Powodzie w południowej Polsce Fot. Łukasz Cynalewski / Agencja Wyborcza.pl


Ważne, by kryzys nie został utrwalony
W poniedziałek Rzecznik Praw Dziecka Monika Horna-Cieślak zorganizowała w mediach społecznościowych webinar, w którym poruszono temat powodzi i tego, jak rozmawiać o niej z najmłodszymi. Podczas wystąpienia głos zabrała Lucyna Kicińska, pedagożka i terapeutka. Jej zdaniem naturalne jest to, iż w przypadku klęski żywiołowej zarówno dorośli, jak i dzieci czują, iż "zostało im odebrane poczuci bezpieczeństwa". Ważne jest, by kryzys wywołany związanymi z tym emocjami "jak najszybciej przeminął i nie został utrwalony". Dotyczy to szczególnie najmłodszych. Musimy mieć też przy tym świadomość, iż nie jesteśmy w stanie uchronić swoje pociechy przed wszystkimi niebezpiecznymi informacjami i zdarzeniami.

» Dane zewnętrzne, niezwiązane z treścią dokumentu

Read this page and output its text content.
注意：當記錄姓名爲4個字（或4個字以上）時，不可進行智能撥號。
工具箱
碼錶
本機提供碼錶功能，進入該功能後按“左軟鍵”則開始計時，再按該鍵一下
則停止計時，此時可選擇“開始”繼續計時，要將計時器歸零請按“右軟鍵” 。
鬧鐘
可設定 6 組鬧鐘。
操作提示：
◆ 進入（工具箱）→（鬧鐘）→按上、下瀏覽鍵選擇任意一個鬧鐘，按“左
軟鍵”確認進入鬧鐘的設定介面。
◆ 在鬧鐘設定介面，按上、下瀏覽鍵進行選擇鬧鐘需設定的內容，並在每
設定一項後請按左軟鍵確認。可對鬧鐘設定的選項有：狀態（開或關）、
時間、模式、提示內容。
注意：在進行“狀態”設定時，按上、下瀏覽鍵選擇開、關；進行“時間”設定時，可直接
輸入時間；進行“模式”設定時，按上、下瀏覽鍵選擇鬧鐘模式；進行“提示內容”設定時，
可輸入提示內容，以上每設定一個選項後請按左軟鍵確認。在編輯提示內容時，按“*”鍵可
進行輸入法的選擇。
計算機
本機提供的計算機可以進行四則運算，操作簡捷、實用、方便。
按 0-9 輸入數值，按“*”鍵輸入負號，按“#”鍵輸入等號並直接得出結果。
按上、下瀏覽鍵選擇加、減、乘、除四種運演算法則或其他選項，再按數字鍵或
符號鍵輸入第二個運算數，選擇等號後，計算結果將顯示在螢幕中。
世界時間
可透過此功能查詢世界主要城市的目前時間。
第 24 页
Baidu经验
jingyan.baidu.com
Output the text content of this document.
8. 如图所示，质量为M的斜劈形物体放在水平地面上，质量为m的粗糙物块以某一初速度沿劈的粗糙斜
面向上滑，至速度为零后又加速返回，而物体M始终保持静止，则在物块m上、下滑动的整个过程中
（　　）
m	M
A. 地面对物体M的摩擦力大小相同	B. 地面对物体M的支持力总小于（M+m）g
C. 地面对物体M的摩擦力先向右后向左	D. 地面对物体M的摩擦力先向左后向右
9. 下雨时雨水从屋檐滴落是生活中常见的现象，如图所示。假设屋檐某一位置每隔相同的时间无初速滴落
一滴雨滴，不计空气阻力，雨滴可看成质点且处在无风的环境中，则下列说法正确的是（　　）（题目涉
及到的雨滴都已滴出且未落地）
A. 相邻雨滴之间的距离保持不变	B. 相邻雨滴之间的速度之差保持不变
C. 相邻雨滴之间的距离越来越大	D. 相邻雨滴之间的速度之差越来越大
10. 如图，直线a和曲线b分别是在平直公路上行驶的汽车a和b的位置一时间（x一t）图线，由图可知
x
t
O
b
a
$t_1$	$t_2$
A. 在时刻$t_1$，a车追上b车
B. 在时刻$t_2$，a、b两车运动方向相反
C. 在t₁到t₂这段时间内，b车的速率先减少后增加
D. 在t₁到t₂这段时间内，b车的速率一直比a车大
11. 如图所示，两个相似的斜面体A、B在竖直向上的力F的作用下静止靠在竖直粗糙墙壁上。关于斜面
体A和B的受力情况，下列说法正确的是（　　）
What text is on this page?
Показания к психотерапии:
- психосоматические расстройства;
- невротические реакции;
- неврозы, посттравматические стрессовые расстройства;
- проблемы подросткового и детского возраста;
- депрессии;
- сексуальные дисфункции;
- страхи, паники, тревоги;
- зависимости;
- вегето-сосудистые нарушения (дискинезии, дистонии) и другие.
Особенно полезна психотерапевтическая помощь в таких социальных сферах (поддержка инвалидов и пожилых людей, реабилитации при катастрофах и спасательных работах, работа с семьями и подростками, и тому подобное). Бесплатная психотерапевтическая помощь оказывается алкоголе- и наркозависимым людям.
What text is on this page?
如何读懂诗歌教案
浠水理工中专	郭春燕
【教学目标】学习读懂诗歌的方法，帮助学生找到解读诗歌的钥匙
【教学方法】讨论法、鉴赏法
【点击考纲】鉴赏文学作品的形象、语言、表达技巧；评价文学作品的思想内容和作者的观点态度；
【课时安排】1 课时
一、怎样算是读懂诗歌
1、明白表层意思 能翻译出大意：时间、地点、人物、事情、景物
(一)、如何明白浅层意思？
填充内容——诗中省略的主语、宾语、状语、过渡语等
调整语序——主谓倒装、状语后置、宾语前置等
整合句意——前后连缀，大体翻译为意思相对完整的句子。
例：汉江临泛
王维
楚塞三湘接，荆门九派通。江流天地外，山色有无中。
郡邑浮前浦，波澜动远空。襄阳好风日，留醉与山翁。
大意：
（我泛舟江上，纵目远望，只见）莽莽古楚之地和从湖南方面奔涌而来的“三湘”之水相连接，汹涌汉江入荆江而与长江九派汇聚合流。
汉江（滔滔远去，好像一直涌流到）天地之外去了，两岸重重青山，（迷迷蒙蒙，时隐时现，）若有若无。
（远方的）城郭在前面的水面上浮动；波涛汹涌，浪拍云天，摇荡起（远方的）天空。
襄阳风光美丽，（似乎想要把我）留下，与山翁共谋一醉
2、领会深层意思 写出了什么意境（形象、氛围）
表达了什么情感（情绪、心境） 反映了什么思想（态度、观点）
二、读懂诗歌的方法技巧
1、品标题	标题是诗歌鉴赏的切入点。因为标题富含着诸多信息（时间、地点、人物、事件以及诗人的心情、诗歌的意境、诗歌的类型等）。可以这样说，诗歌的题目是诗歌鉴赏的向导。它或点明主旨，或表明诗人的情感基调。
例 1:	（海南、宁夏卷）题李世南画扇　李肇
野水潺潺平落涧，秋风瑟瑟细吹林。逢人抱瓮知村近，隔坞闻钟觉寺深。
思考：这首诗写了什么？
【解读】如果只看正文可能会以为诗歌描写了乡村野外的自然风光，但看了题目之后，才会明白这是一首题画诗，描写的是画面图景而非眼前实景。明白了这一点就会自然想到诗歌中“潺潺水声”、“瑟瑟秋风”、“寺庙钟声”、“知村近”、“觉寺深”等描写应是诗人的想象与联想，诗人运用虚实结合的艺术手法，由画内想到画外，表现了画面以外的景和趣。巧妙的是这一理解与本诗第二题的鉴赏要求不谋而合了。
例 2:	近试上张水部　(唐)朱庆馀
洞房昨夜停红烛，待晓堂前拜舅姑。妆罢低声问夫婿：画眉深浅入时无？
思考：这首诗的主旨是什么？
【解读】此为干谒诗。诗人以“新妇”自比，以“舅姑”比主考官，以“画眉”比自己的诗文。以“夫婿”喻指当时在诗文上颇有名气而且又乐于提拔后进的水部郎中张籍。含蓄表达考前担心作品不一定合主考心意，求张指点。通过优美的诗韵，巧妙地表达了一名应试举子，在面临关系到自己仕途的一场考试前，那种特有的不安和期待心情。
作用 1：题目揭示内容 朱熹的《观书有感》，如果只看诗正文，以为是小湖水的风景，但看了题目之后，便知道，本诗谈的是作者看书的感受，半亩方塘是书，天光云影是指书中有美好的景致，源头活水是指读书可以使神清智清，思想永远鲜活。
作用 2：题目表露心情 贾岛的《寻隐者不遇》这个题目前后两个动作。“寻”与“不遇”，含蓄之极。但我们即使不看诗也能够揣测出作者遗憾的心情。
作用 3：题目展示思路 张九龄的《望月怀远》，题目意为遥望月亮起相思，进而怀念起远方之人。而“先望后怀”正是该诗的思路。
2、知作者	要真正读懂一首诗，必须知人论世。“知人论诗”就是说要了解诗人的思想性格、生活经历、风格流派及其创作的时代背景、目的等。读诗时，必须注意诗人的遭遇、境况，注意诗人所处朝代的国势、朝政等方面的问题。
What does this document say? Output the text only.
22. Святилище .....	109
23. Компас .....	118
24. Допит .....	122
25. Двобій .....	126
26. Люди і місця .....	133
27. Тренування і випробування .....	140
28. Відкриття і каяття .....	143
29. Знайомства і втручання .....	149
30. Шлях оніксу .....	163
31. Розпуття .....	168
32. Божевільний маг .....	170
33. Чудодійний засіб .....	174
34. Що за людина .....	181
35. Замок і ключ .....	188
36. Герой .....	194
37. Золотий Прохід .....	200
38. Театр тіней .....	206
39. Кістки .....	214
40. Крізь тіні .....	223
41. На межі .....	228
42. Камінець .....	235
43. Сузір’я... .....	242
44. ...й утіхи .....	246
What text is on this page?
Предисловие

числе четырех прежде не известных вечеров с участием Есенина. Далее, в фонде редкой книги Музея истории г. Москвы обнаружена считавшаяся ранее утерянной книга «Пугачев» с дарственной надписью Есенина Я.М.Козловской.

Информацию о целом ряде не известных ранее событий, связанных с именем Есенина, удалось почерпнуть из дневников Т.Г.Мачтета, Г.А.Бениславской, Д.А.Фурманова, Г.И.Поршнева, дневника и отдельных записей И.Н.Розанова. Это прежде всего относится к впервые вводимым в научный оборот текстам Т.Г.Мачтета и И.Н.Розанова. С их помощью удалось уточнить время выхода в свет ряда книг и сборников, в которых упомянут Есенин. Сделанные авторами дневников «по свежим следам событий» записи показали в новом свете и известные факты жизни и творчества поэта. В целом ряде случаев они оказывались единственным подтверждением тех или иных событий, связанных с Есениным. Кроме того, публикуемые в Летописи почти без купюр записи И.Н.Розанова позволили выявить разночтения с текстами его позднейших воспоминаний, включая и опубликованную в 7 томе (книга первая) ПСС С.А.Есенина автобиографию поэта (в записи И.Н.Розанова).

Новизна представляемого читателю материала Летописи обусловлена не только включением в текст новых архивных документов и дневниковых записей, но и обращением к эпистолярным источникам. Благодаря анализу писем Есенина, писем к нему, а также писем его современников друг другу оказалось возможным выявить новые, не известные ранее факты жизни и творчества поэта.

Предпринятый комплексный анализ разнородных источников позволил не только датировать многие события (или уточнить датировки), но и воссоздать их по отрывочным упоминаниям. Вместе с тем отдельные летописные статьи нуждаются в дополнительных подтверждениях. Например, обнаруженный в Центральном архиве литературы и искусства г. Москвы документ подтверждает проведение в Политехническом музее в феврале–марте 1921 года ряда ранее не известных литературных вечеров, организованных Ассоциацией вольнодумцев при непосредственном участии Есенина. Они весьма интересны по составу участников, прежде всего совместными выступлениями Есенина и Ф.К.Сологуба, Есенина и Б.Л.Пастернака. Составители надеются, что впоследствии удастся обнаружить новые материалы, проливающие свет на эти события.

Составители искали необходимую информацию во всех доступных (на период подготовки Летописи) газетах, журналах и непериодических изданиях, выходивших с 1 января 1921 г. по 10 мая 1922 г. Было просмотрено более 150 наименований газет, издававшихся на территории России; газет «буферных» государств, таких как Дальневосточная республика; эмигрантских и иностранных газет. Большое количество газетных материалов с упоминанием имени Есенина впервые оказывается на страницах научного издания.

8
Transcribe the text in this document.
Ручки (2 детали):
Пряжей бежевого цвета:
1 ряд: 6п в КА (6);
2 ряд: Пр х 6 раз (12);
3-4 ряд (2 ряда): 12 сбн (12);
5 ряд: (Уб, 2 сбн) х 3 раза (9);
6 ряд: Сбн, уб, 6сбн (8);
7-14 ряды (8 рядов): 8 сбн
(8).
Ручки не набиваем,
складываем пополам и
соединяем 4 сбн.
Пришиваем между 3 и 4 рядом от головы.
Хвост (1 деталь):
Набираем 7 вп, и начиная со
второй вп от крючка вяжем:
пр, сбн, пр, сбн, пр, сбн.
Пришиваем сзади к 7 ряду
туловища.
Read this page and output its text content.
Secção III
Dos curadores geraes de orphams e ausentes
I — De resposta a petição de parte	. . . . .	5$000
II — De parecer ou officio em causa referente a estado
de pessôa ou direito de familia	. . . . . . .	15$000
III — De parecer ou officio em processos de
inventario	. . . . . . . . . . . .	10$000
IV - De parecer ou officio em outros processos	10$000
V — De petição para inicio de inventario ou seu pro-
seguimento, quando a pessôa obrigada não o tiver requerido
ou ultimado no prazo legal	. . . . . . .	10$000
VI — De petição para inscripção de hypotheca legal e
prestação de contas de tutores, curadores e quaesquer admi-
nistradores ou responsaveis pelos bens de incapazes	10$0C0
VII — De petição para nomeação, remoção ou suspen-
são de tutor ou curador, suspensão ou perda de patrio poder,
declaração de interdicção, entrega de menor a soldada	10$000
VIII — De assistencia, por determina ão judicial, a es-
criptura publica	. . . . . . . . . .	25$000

Bardzo byśmy chcieli, by dzieciństwo było tym okresem, kiedy tych kryzysów rzeczywiście nie będzie. Staramy się chronić dzieci, wyposażać je w różne umiejętności czy kompetencje, ale niestety ostatnie lata nam pokazały, iż to, co my chcemy i to jak bardzo się staramy jako osoby dorosłe, nie jest wystarczające. Mieliśmy pandemię, wybuchła wojna w Ukrainie, teraz mamy powódź


- mówi Kicińska. - Ważne jest to, żebyśmy tworzyli przestrzeń do rozmowy, odpowiadali na pytania, żebyśmy byli otwarci, iż mogą one być bardzo różne (...). Istotne jest też to, żebyśmy zawsze podkreślali, iż tu i teraz dzieci są bezpieczne i jeżeli to się zmieni, otrzymają pomoc - dodaje. Zachęca też, by rodziny, które mieszkają na terenach, które są zagrożone powodzią, przygotowały swoje pociechy na to, iż może dojść do sytuacji, kiedy konieczna będzie ewakuacja i wyjaśniły im, jak wszystko będzie wówczas wyglądało. Dzięki temu będą spokojne i świadome tego, co może je czekać.


Potrzebujesz pomocy?
jeżeli potrzebujesz rozmowy z psychologiem, możesz zwrócić się do Całodobowego Centrum Wsparcia pod numerem 800 70 2222. Pod telefonem, mailem i czatem dyżurują psycholodzy Fundacji ITAKA udzielający porad i kierujący dzwoniące osoby do odpowiedniej placówki pomocowej w ich regionie. Z Centrum skontaktować mogą się także bliscy osób, które wymagają pomocy. Specjaliści doradzą, co zrobić, żeby skłonić naszego bliskiego do kontaktu ze specjalistą.